Rev. Chris Holland traveled to Israel twice in 2017. Something, it seemed, kept pulling him back to the Middle Eastern country.
“It takes a couple of times to… not fully get your arms wrapped around what’s going on,” he said, “but at least begin to digest it. Coming home the second time I just, to some degree, felt helpless. I wish there was more that could be done, more than just the dialogs that we were having, which were good.”
What Chris, the pastor at New Spirit Community Presbyterian Church in Philadelphia, learned is there were children in Israel and Palestine being used as part of those nations’ military forces and being dehumanized by educational literature and curriculum.
What has transpired since Chris has returned is the creation of an overture by the Presbytery of Philadelphia that will be presented at the 223rd General Assembly in St. Louis in June. As the overture advocate, Chris has provided much of the energy behind the overture that is titled “For the Protection of the Children of Israel and Palestine.”
The overture asks that the General Assembly “cease support for those entities that continue to put children in harm’s way” and “support efforts to bridge divides through the creation and implementation of coexistence and engagement programs that bring Israeli and Palestinian children to study and grow together.”
Chris realizes it’s a tall order to try to change the culture of what is happening in places like Israel and Palestine, but he isn’t about to sit back and do nothing.

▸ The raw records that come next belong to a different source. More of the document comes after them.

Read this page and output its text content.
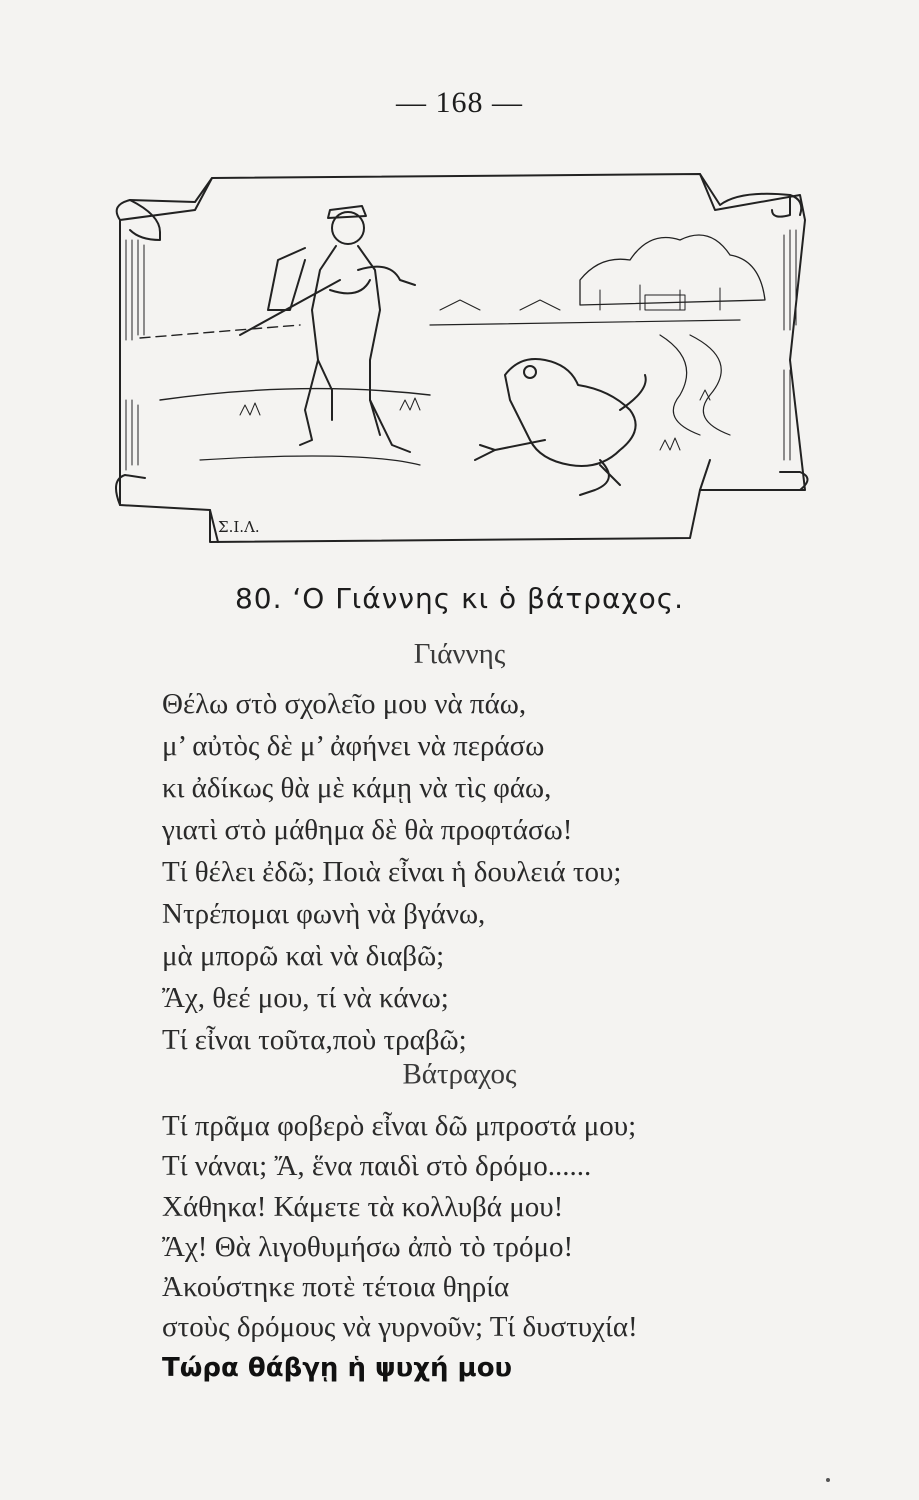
— 168 —
Σ.Ι.Λ.
80. ‘Ο Γιάννης κι ὁ βάτραχος.
Γιάννης
Θέλω στὸ σχολεῖο μου νὰ πάω,
μ’ αὐτὸς δὲ μ’ ἀφήνει νὰ περάσω
κι ἀδίκως θὰ μὲ κάμῃ νὰ τὶς φάω,
γιατὶ στὸ μάθημα δὲ θὰ προφτάσω!
Τί θέλει ἐδῶ; Ποιὰ εἶναι ἡ δουλειά του;
Ντρέπομαι φωνὴ νὰ βγάνω,
μὰ μπορῶ καὶ νὰ διαβῶ;
Ἄχ, θεέ μου, τί νὰ κάνω;
Τί εἶναι τοῦτα,ποὺ τραβῶ;
Βάτραχος
Τί πρᾶμα φοβερὸ εἶναι δῶ μπροστά μου;
Τί νάναι; Ἄ, ἕνα παιδὶ στὸ δρόμο......
Χάθηκα! Κάμετε τὰ κολλυβά μου!
Ἄχ! Θὰ λιγοθυμήσω ἀπὸ τὸ τρόμο!
Ἀκούστηκε ποτὲ τέτοια θηρία
στοὺς δρόμους νὰ γυρνοῦν; Τί δυστυχία!
Τώρα θάβγῃ ἡ ψυχή μου
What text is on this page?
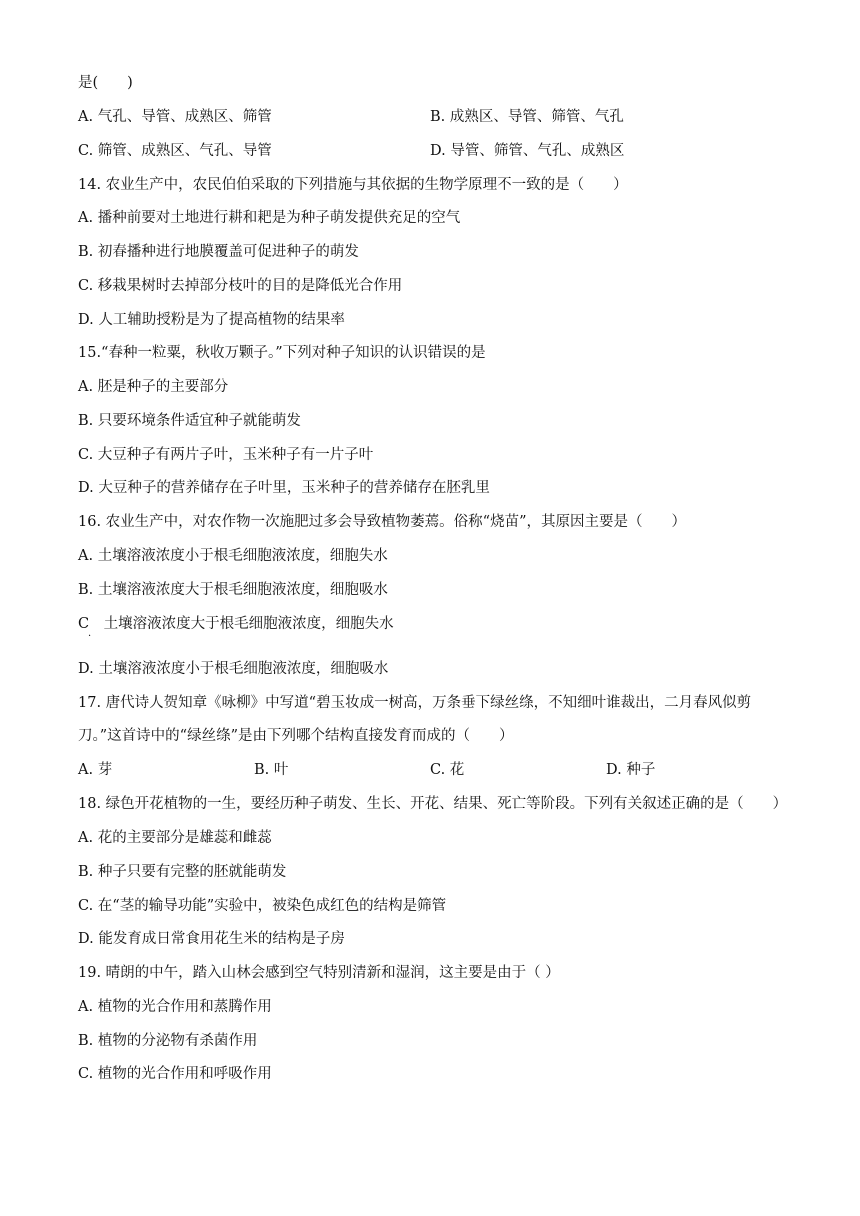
是(　　)
A. 气孔、导管、成熟区、筛管	B. 成熟区、导管、筛管、气孔
C. 筛管、成熟区、气孔、导管	D. 导管、筛管、气孔、成熟区
14. 农业生产中，农民伯伯采取的下列措施与其依据的生物学原理不一致的是（　　）
A. 播种前要对土地进行耕和耙是为种子萌发提供充足的空气
B. 初春播种进行地膜覆盖可促进种子的萌发
C. 移栽果树时去掉部分枝叶的目的是降低光合作用
D. 人工辅助授粉是为了提高植物的结果率
15.“春种一粒粟，秋收万颗子。”下列对种子知识的认识错误的是
A. 胚是种子的主要部分
B. 只要环境条件适宜种子就能萌发
C. 大豆种子有两片子叶，玉米种子有一片子叶
D. 大豆种子的营养储存在子叶里，玉米种子的营养储存在胚乳里
16. 农业生产中，对农作物一次施肥过多会导致植物萎蔫。俗称“烧苗”，其原因主要是（　　）
A. 土壤溶液浓度小于根毛细胞液浓度，细胞失水
B. 土壤溶液浓度大于根毛细胞液浓度，细胞吸水
C　土壤溶液浓度大于根毛细胞液浓度，细胞失水
·
D. 土壤溶液浓度小于根毛细胞液浓度，细胞吸水
17. 唐代诗人贺知章《咏柳》中写道“碧玉妆成一树高，万条垂下绿丝绦，不知细叶谁裁出，二月春风似剪
刀。”这首诗中的“绿丝绦”是由下列哪个结构直接发育而成的（　　）
A. 芽	B. 叶	C. 花	D. 种子
18. 绿色开花植物的一生，要经历种子萌发、生长、开花、结果、死亡等阶段。下列有关叙述正确的是（　　）
A. 花的主要部分是雄蕊和雌蕊
B. 种子只要有完整的胚就能萌发
C. 在“茎的输导功能”实验中，被染色成红色的结构是筛管
D. 能发育成日常食用花生米的结构是子房
19. 晴朗的中午，踏入山林会感到空气特别清新和湿润，这主要是由于（ ）
A. 植物的光合作用和蒸腾作用
B. 植物的分泌物有杀菌作用
C. 植物的光合作用和呼吸作用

“What kind of impact can we actually have?” Chris asked. “It would be great if we can do something that isn’t divisive, but to really look at the broader picture to how we can actually be the hands and feet of Christ to potentially make change where we can.
“There’s so much happening in the Middle East and around the world. What can I truly do to change perhaps what a government will do versus what can I do to touch a life that’s actually on the ground?”
There are certainly plenty of issues occurring in the United States that could use everyone’s attention, and Chris feels the ones in the Middle East aren’t that unrelated to what is happening here.
“I think what’s going on in the United States and what’s happening in Israel and Palestine are directly related,” he said. “As I’m speaking about working with children and helping promote peace in those communities, I actually do that here as part of my work in the states.”
New Spirit Church in shared ministry with the Common Place, a community faith-based 501c3, provides holistic care to the children and families of southwest Philadelphia through educational programs, social service, collaboration and faith formation. This program helps to promote peace in that part of the city, much like the overture is requesting be done in the Middle East.
“As an African-American male growing up in this country and having seen the loss of some of my friends living in the neighborhood and/or seeing how some children are treated by others, all of these things in a world view are connected to me,” Chris said. “Leaving that place, I felt connected to what the children and families were going through there – somehow related to what we are going through here.”
Despite the good intentions of the overture, the Advisory Committee for Social Witness Policy and Advocacy Committee for Racial Ethnic Concerns are advising that the overture not be approved. Also, the Presbyterian Mission Agency finds the overture to be “problematic,” saying, “We are already engaged in addressing the issues related to the safety and well-being of children in Palestine and Israel in response to the 221st General Assembly (2014) action.”
Should the overture be turned down, it won’t affect Chris’ ambition toward helping children in the Middle East have better lives.
“The work doesn’t stop for anyone who wants to truly help children on the ground,” he said. “These organizations are already in existence. The work is already being done, so it doesn’t hinder anything. But with it actually going through, it does lift up a larger issue that I would hope there could be some consensus around and actually taking the next step further that we can all work together on something.
“It doesn’t stop for me, it doesn’t stop for my congregation, it doesn’t stop for those colleagues of mine who talk about these things and try to understand how what is happening in the Middle East impacts what is happening in this country. We need to continue to be the ones Christ is calling to do the hard work because if this was easy, everyone would be doing it.”